Credit and Liquidity in the Macroeconomy
Files
Publication or External Link
Date
Authors
Advisor
Citation
DRUM DOI
Abstract
This dissertation studies the role of credit and liquidity in
macroeconomic fluctuations.
Chapter 1 analyzes the effect of endogenous unemployment risk on
the dynamics of recovery from a liquidity trap. In a liquidity trap,
an adverse demand shock raises unemployment and produces a period of slow hiring.

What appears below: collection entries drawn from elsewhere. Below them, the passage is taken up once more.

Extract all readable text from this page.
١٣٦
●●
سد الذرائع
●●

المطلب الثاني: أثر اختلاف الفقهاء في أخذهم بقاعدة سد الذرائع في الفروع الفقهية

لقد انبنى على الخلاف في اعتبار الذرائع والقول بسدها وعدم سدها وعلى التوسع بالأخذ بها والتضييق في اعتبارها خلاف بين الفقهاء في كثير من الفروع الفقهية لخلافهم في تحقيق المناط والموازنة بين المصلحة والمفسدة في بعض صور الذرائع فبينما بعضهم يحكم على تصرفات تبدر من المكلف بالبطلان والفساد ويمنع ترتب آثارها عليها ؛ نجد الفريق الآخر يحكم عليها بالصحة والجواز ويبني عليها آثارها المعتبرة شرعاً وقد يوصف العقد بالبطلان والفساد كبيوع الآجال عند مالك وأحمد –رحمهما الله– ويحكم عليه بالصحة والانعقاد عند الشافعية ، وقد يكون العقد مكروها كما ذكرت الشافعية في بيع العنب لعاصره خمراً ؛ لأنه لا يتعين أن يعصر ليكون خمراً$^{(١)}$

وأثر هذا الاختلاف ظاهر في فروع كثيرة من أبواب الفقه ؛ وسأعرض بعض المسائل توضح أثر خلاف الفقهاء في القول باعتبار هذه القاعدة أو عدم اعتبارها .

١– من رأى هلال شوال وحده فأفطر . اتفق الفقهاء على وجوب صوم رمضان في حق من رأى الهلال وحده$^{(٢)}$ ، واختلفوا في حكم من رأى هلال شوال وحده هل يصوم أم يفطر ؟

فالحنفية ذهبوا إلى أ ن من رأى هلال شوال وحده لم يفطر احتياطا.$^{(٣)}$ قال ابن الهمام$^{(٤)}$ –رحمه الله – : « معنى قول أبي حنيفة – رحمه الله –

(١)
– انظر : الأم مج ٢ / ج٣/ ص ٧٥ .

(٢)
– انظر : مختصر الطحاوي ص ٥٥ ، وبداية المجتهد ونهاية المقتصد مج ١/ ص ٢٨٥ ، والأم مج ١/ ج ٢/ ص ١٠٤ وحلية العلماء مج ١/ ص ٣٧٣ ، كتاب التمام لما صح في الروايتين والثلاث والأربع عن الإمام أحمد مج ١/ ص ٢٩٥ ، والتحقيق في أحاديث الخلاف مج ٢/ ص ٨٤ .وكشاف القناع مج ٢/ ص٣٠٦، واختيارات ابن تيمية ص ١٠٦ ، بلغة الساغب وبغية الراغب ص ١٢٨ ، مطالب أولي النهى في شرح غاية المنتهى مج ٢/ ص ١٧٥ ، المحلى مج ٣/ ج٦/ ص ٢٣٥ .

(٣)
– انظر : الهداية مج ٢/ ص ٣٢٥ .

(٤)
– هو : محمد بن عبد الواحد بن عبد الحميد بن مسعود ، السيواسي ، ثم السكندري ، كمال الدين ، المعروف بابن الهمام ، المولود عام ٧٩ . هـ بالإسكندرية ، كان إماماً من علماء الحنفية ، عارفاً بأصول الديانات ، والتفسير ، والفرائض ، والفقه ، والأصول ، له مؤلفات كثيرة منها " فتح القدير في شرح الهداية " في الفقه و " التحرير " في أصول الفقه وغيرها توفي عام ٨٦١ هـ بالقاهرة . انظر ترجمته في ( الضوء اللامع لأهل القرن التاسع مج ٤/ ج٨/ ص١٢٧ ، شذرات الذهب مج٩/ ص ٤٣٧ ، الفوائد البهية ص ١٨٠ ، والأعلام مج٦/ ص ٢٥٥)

Slow hiring further reduces demand, both for standard precautionary reasons
and because credit conditions endogenously worsen, reducing households'
ability to borrow and consume. Multiple equilibrium paths exist, and which
one the economy follows depends on household expectations and the policy
rule adopted by the central bank after the economy exits the trap.
Employment remains depressed for a substantial period after an adverse shock
because high unemployment increases the dispersion of household debt holdings,
slowing the recovery of demand. I find that the initial household debt distribution
significantly affects the economy's sensitivity to a demand shock, and study
the role of central bank policy in mitigating the initial fall in employment
and promoting faster recovery.
Chapter 2 explores a novel channel through which financial shocks affect the
real economy through the supply of liquidity. I consider a model in
which firms require uncertain ongoing financing, and agency costs limit
their ability to raise new funds. To secure future financing, firms hold assets to sell
if needed, and purchase credit lines from financial intermediaries.
I collectively refer to these instruments as liquidity. Financial
intermediaries' ability to commit future funds depends on their capital.
This creates a linkage between bank balance sheets and the aggregate
supply of liquidity. Bank losses raise the liquidity premium and reduce
investment. I analyze the optimal supply of public liquidity, and find
that when private liquidity is scarce the government should issue bonds
for their liquidity properties. I further find that the optimal supply of
government debt is decreasing in bank capital. This suggests that in the wake
of a financial crisis in which financial intermediaries suffer large losses,
governments should increase debt issuance.
Chapter 3 considers the distributive implications of financial regulation.
It develops a model in which the financial sector
benefits from financial risk-taking by earning greater expected returns.
However, risk-taking also increases the incidence of large losses that lead
to credit crunches and impose negative externalities on the real economy. A
regulator has to trade off efficiency in the financial sector, which is
aided by deregulation, against efficiency in the real economy, which is
aided by tighter regulation and a more stable supply of credit.